Cosa contribuisce allo diffusione del concetto di gender nella società?
I media, non c’è dubbio. Questi fanno parte di una strategia articolata. In ’Gender trouble’, o­pera del 1990, Judit Butler invita a usare i media, il più possibile, proprio per moltiplicare i gender, per aprire l’uomo a tutte le possibilità di scelta.
Come e cosa può contrastare questo ’mecca­nismo d’ingegneria sociale’, come lo ha defini­to nella sua relazione di venerdì?

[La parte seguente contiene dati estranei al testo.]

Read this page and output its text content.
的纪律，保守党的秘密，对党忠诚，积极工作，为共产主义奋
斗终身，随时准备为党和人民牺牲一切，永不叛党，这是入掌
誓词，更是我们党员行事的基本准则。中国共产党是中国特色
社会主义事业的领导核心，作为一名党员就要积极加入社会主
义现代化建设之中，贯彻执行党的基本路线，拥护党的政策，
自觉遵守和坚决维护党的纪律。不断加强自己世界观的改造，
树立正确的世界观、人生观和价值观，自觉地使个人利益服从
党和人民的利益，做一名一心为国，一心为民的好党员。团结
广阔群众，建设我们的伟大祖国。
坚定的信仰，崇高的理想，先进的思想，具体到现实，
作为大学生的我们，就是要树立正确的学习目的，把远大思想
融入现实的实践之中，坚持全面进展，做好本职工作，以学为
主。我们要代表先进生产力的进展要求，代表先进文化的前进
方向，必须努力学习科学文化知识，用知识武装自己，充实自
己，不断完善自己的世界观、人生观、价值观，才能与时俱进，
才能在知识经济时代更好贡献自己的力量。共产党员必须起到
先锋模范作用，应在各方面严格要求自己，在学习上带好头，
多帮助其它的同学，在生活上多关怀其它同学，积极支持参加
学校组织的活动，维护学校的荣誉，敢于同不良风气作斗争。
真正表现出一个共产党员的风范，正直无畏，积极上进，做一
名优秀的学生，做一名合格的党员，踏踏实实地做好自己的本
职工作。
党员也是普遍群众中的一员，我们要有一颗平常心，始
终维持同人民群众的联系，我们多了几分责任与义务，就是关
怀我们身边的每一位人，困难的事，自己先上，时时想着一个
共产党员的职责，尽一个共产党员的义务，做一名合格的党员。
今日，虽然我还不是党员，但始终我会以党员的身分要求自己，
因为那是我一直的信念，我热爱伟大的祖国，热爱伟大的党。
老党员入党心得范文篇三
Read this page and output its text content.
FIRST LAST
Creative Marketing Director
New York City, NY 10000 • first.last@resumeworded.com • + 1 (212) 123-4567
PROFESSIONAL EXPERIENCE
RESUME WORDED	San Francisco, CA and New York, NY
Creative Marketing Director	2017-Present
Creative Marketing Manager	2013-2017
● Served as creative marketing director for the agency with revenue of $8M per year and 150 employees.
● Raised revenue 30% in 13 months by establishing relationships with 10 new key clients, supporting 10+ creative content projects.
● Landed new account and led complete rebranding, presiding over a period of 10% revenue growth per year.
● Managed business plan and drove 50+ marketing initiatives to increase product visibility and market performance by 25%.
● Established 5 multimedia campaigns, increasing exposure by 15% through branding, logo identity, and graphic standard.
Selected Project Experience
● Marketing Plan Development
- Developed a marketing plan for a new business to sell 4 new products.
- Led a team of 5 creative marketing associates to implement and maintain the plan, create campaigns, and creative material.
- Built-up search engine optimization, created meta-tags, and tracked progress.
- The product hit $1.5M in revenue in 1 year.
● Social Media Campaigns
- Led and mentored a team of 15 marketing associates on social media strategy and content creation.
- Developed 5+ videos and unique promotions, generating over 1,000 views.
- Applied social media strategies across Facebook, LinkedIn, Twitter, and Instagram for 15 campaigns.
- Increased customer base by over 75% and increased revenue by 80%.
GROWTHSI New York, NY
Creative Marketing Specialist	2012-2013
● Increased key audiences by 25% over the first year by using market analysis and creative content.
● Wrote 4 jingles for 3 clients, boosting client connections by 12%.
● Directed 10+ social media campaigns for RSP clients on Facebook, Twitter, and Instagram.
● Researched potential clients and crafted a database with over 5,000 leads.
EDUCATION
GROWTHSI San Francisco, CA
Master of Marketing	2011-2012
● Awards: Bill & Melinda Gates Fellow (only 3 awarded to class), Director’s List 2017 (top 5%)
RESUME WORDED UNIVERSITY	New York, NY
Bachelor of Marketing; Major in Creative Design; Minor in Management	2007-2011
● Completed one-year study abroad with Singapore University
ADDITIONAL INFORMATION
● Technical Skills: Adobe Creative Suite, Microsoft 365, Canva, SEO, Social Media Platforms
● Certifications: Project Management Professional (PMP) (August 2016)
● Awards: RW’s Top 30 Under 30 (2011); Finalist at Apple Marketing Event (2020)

Prima di tutto ci vuole informazione. Dobbia­mo essere coscienti del fatto che l’ingegneria so­ciale c’è. Che ’gender’ non è un concetto isola­to: la sfida è tutta la cultura post moderna. E dob­biamo studiarla. Solo così possiamo essere più attenti ai suoi effetti. Poi, bisogna passare alla formazione. L’evangelizzazione passa anche at­traverso la sensibilizzazione all’esistenza del pro­blema. Dobbiamo sapere chi siamo, come cri­stiani. Come diceva il patriarca Bartolomeo, dob­biamo tornare alla chiesa primitiva, riscoprire la nostra identità cristiana, senza lasciarsi mani­polare. Niente è perduto. Lo Spirito Santo è sem­pre lì a condurre l’umanità lungo la sua strada.